I think there is something interesting in the contrast between Paul & Zvi's perspectives, but this post didn't work as a way to shine light on that contrast. It focuses on a different part of the problem space, while bringing in bits from Paul's post in ways that make it seem like it's engaging with Paul's perspective more than it actually does and make it confusing to look at both perspectives side by side.

This is an important line of thought, but I find myself very distracted by use of the word "updating" when you actually mean "publishing". In my mind, "updating a belief" strongly implies an internal state change, which may or may not be externally visible. It's a completely separate question of whether publishing or communicating a partial set of beliefs (because we can't yet publish our entire belief state) is helpful or harmful to one's goals.
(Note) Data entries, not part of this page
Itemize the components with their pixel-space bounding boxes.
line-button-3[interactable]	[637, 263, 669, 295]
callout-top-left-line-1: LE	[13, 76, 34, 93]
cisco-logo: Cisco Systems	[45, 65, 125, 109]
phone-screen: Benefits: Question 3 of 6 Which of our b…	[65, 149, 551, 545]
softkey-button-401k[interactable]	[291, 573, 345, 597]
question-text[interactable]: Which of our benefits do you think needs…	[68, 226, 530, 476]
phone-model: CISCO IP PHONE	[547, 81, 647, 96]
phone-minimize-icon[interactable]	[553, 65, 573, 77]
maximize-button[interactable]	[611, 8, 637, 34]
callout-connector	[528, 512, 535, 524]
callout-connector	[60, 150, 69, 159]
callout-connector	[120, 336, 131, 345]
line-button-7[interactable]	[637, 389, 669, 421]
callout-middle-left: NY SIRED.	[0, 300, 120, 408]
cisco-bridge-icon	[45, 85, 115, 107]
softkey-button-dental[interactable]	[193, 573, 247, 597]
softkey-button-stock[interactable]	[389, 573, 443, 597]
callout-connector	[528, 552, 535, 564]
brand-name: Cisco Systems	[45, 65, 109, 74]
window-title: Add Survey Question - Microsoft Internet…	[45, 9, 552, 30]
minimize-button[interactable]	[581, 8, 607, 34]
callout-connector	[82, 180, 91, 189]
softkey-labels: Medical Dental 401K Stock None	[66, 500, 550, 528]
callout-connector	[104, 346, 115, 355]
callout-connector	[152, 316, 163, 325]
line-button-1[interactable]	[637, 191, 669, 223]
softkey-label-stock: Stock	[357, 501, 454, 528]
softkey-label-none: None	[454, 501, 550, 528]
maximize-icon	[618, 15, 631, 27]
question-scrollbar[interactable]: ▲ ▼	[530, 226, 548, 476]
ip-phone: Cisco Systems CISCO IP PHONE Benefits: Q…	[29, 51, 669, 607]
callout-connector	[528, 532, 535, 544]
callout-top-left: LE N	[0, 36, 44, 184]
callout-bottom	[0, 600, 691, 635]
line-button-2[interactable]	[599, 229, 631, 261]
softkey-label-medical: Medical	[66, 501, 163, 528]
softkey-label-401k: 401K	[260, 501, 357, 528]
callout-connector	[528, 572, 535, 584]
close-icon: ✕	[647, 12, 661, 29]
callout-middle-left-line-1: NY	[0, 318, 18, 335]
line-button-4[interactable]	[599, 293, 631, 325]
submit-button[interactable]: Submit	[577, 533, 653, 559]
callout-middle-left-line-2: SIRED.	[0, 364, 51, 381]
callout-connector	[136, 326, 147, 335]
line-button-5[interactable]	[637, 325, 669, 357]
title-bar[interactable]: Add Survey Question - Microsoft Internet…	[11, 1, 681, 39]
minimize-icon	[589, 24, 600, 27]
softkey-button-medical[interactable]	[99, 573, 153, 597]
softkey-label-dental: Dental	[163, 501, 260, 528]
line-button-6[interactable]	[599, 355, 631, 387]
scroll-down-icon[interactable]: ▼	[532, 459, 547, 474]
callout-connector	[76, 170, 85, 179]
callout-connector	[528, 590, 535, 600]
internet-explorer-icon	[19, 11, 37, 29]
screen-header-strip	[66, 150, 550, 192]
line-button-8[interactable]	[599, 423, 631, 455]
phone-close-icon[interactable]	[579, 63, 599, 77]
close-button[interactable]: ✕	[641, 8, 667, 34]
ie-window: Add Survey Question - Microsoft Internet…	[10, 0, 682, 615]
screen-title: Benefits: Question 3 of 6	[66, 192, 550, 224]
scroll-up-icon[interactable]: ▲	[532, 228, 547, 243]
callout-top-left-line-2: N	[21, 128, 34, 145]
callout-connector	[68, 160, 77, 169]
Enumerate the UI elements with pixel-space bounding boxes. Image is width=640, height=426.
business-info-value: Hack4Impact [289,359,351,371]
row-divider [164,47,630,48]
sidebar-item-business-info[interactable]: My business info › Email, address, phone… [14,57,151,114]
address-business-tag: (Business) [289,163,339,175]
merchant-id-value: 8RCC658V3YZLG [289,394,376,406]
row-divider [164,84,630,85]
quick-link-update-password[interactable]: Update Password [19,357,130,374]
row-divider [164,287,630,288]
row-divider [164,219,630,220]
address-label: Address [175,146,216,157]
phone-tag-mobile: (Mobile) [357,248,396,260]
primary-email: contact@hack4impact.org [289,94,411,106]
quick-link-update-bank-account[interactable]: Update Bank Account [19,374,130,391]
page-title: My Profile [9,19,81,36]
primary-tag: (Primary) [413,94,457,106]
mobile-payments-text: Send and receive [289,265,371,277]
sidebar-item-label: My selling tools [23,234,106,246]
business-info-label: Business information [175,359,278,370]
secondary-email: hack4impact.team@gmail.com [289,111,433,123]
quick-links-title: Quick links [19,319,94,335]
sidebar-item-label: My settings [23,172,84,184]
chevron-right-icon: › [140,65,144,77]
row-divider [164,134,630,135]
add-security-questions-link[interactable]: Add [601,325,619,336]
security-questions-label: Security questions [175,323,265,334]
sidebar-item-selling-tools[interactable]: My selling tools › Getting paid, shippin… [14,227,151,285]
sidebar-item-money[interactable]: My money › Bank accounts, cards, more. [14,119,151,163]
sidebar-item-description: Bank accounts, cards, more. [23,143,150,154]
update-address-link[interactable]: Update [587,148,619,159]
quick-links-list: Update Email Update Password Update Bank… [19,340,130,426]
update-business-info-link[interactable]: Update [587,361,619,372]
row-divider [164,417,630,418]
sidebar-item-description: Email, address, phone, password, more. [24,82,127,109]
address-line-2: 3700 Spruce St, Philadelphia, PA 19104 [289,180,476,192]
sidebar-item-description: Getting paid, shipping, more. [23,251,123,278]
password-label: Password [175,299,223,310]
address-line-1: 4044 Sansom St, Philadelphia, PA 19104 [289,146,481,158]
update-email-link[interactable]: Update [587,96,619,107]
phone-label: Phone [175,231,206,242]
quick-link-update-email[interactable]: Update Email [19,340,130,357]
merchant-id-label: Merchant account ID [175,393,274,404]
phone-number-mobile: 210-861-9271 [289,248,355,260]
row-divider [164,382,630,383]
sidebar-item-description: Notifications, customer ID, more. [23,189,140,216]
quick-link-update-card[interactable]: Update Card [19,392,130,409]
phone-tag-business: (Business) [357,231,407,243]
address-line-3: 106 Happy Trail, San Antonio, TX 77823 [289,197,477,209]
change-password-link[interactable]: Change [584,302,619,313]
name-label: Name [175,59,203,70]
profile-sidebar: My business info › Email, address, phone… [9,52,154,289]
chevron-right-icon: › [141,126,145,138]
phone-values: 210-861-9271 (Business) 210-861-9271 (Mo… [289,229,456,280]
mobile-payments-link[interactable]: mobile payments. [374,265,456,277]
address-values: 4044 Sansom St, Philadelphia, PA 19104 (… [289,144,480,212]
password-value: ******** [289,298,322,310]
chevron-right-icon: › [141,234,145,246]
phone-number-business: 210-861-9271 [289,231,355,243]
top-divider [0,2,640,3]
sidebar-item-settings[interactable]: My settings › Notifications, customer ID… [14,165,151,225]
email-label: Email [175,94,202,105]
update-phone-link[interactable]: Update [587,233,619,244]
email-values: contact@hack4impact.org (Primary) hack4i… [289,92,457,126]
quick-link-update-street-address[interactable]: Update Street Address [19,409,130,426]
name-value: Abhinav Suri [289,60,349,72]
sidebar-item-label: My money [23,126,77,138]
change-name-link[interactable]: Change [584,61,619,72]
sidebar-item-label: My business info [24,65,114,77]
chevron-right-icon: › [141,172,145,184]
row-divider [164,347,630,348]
All human interaction is a mix of cooperative and adversarial motives. Looking for mechanisms to increase cooperation and limit competitive motives is excellent, but we need to be clear that this isn't about updating beliefs, it's about broader human goal alignment.

Agreed. Changed to dishonest update reporting.

Seems like the terminology is still not settled well.

There's a general thing which can be divided into two more specific things.

General Thing: The information points to 50%, the incentive landscape points to 70%, Bob says "70%".

Specific Thing 1: The information points to 50%, the incentive landscape points to 70%, Bob believes 50% and says "70%".

Specific Thing 2: The information points to 50%, the incentive landscape points to 70%, Bob believes and says "70%".

There are three Things and just two names, so the terminology is at least incomplete.

"Dishonest update reporting" sounds like the name of Specific Thing 1.

In Paul's post "sluggish updating" referred to the General Thing, but Dagon's argument here is that "sluggish updating" should only refer to Specific Thing 2. So there's ambiguity.

It seems most important to have a good name for the General Thing. And that's maybe the one that's nameless? Perhaps "sluggish update reporting", which can happen either because the updating is sluggish or because the reporting is sluggish/dishonest. Or "sluggish social updating"? Or something related to lightness? Or maybe "sluggish updating" is ok despite Dagon's concerns (e.g. a meteorologist updating their forecast could refer to changes that they make to the forecast that they present to the world).

This is a true engagement with the ideas in Paul original post. It actively changed my mind – at first I thought Paul was making a good recommendation, but now I think it was a bad one. It helped me step back from a very detailed argument and notice what rationalist virtues were in play. I think it's a great example of what a rebuttal of someone else's post looks like. I'd like to see it in the review, and I will vote on it somewhere between +3 and +7.

Mostly seconding Ben's nomination.

But also, additionally, a bit more flavor from me: I really like the double-punch of both Paul's ideas about sluggish updating, together with Zvi's great elaboration on the topic in this post. Very dense in insights.

This gave me a further perspective on a topic I'd gotten from Paul, and I really value the new perspective. Changed my mind on the overall question.

My experience has been that everyone is Bob, at least some of the time in some contexts, and that leads to many situations being comprised mostly of Bobs. Bob is simply correct - he has a more accurate map than you seem to - on the topic of whether sharing his true predictions will improve or harm his future experiences.

I don't even know how to formulate the problem statement that describes this - it feels like "humans are barely-evolved apes and consistently optimize for local/individual benefit at the expense of cooperative potential outcomes" is a bit too big to take on, but any narrower definition is missing an important root cause.

Designing mechanisms to align individual reward with the designers' goals is one way to approach this, and prediction markets are the best suggestion I've heard on the topic. And they fall prey to the same underlying problem: most people aren't seeking to improve group consensus of truth, so don't really want to participate in activities where they don't have some comparative advantage.